The issue of whether Presidents have to respond to
subpoenas for evidence from special prosecutors investigating them was
supposedly settled in the 1974 case U.S.
v. Nixon, in which the Supreme Court
(by an 8-0 vote, including three of Richard Nixon’s own appointees) ruled that
he had to turn over the recordings of Presidential meetings sought by special
prosecutor Leon Jaworski. The recordings revealed that Nixon had directly
intervened to cover up his campaign’s involvement in the 1972 break-in at
Democratic Party headquarters in the Watergate office-hotel complex by telling
the CIA to order the FBI to back off its investigation on false grounds of
“national security.” Overnight Nixon’s remaining support in Congress evaporated
and he resigned a week later.
But Brett Kavanaugh is on record as saying that U.S. v. Nixon was
“wrongly decided” and he would have
ruled that Nixon had a right to keep his recordings secret at least until the
end of his Presidential term, and possibly forever. It’s likely that if Mueller
attempts to subpoena Trump to testify before his investigation, Kavanaugh will
draw some sort of specious distinction between what Nixon was ordered to do
(turn over physical evidence) and what Trump would be ordered to do (testify
personally to a grand jury under oath). He’d be working around not only the U.S.
v. Nixon case but also the ruling Starr got against Clinton that he had to give testimony in the lawsuit filed by Paula
Jones against him, which ultimately led to his impeachment and narrow escape
from being removed from office in disgrace when Republicans couldn’t muster the
two-thirds Senate majority needed for conviction on an impeachment.
But Kavanaugh’s fertile mind will no doubt come up with
some specious reasoning that even though previous Supreme Court decisions have
required Presidents to submit physical evidence in a criminal trial, and
provide personal testimony in a civil lawsuit against them, requiring a
President to provide personal testimony in a criminal prosecution against his current or former staff — and
possibly against the President himself — would be unconstitutional because it
would divert the President’s attention when he needs to be fully focused on the
task of running the country.
As long as Republicans remain in control of both houses
of Congress as well as the Presidency and the Supreme Court — and Kavanaugh’s
appointment has ensured them likely dominance of the Court for the next 25 to
50 years — Trump will have nothing to fear from Robert Mueller or any other
investigator with actual subpoena power. Indeed, I’m convinced that Trump is
only waiting for the midterm elections to fire attorney general Jeff Sessions
and deputy attorney general Rod Rosenstein, and replace them with officials who
will in turn fire Mueller and end the special counsel’s investigation of his
campaign’s alleged ties to Russia once and for all.
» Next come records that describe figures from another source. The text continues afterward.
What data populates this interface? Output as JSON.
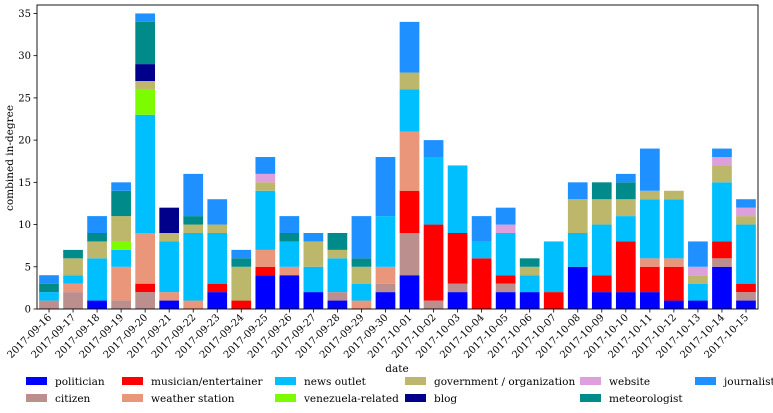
{
  "chart_data": {
    "type": "bar",
    "stacked": true,
    "xlabel": "date",
    "ylabel": "combined in-degree",
    "ylim": [
      0,
      36
    ],
    "yticks": [
      0,
      5,
      10,
      15,
      20,
      25,
      30,
      35
    ],
    "grid": false,
    "legend_position": "bottom",
    "categories": [
      "2017-09-16",
      "2017-09-17",
      "2017-09-18",
      "2017-09-19",
      "2017-09-20",
      "2017-09-21",
      "2017-09-22",
      "2017-09-23",
      "2017-09-24",
      "2017-09-25",
      "2017-09-26",
      "2017-09-27",
      "2017-09-28",
      "2017-09-29",
      "2017-09-30",
      "2017-10-01",
      "2017-10-02",
      "2017-10-03",
      "2017-10-04",
      "2017-10-05",
      "2017-10-06",
      "2017-10-07",
      "2017-10-08",
      "2017-10-09",
      "2017-10-10",
      "2017-10-11",
      "2017-10-12",
      "2017-10-13",
      "2017-10-14",
      "2017-10-15"
    ],
    "series": [
      {
        "name": "politician",
        "color": "#0000ff",
        "values": [
          0,
          0,
          1,
          0,
          0,
          1,
          0,
          2,
          0,
          4,
          4,
          2,
          1,
          0,
          2,
          4,
          0,
          2,
          0,
          2,
          2,
          0,
          5,
          2,
          2,
          2,
          1,
          1,
          5,
          1
        ]
      },
      {
        "name": "citizen",
        "color": "#bc8f8f",
        "values": [
          1,
          2,
          0,
          1,
          2,
          0,
          0,
          0,
          0,
          0,
          0,
          0,
          1,
          0,
          1,
          5,
          1,
          1,
          0,
          1,
          0,
          0,
          0,
          0,
          0,
          0,
          0,
          0,
          1,
          1
        ]
      },
      {
        "name": "musician/entertainer",
        "color": "#ff0000",
        "values": [
          0,
          0,
          0,
          0,
          1,
          0,
          0,
          1,
          1,
          1,
          0,
          0,
          0,
          0,
          0,
          5,
          9,
          6,
          6,
          1,
          0,
          2,
          0,
          2,
          6,
          3,
          4,
          0,
          2,
          1
        ]
      },
      {
        "name": "weather station",
        "color": "#e9967a",
        "values": [
          0,
          1,
          0,
          4,
          6,
          1,
          1,
          0,
          0,
          2,
          1,
          0,
          0,
          1,
          2,
          7,
          0,
          0,
          0,
          0,
          0,
          0,
          0,
          0,
          0,
          1,
          1,
          0,
          0,
          0
        ]
      },
      {
        "name": "news outlet",
        "color": "#00bfff",
        "values": [
          1,
          1,
          5,
          2,
          14,
          6,
          8,
          6,
          0,
          7,
          3,
          3,
          4,
          2,
          6,
          5,
          8,
          8,
          2,
          5,
          2,
          6,
          4,
          6,
          3,
          7,
          7,
          2,
          7,
          7
        ]
      },
      {
        "name": "venezuela-related",
        "color": "#7cfc00",
        "values": [
          0,
          0,
          0,
          1,
          3,
          0,
          0,
          0,
          0,
          0,
          0,
          0,
          0,
          0,
          0,
          0,
          0,
          0,
          0,
          0,
          0,
          0,
          0,
          0,
          0,
          0,
          0,
          0,
          0,
          0
        ]
      },
      {
        "name": "government / organization",
        "color": "#bdb76b",
        "values": [
          0,
          2,
          2,
          3,
          1,
          1,
          1,
          1,
          4,
          1,
          0,
          3,
          1,
          2,
          0,
          2,
          0,
          0,
          0,
          0,
          1,
          0,
          4,
          3,
          2,
          1,
          1,
          1,
          2,
          1
        ]
      },
      {
        "name": "blog",
        "color": "#00008b",
        "values": [
          0,
          0,
          0,
          0,
          2,
          3,
          0,
          0,
          0,
          0,
          0,
          0,
          0,
          0,
          0,
          0,
          0,
          0,
          0,
          0,
          0,
          0,
          0,
          0,
          0,
          0,
          0,
          0,
          0,
          0
        ]
      },
      {
        "name": "website",
        "color": "#dda0dd",
        "values": [
          0,
          0,
          0,
          0,
          0,
          0,
          0,
          0,
          0,
          1,
          0,
          0,
          0,
          0,
          0,
          0,
          0,
          0,
          0,
          1,
          0,
          0,
          0,
          0,
          0,
          0,
          0,
          1,
          1,
          1
        ]
      },
      {
        "name": "meteorologist",
        "color": "#008b8b",
        "values": [
          1,
          1,
          1,
          3,
          5,
          0,
          1,
          0,
          1,
          0,
          1,
          0,
          2,
          1,
          0,
          0,
          0,
          0,
          0,
          0,
          1,
          0,
          0,
          2,
          2,
          0,
          0,
          0,
          0,
          0
        ]
      },
      {
        "name": "journalist",
        "color": "#1e90ff",
        "values": [
          1,
          0,
          2,
          1,
          1,
          0,
          5,
          3,
          1,
          2,
          2,
          1,
          0,
          5,
          7,
          6,
          2,
          0,
          3,
          2,
          0,
          0,
          2,
          0,
          1,
          5,
          0,
          3,
          1,
          1
        ]
      }
    ]
  }
}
Brett Kavanaugh’s ascension to the United States Supreme
Court is a disaster for the country — for workers, consumers, the environment,
people of color, women, Queers and everyone else in the cross-hairs of
Republican orthodoxy. If there’s a silver lining in it, one would hope that it
would be the final straw that convinces the idiots in what I’ve taken to
calling the “alt-Left” — those who still insist, against all evidence and
reason, that there is “no difference” between the Republican and Democratic
parties. Kavanaugh is yet one more piece of living proof that, even they are
both committed to maintaining the capitalist system and are influenced by the
priorities of the corporate elite (I think Bernie Sanders got the distinction
right when he said the Republicans are “controlled” by the 1 percent and the
Democrats are “influenced” by it), there are still profound differences between the Republican and Democratic
parties and the only way to restore America’s democracy (however limited) and
protect it against the authoritarian agenda of Trump and the modern-day
Republicans is to vote for Democrats for every elective office.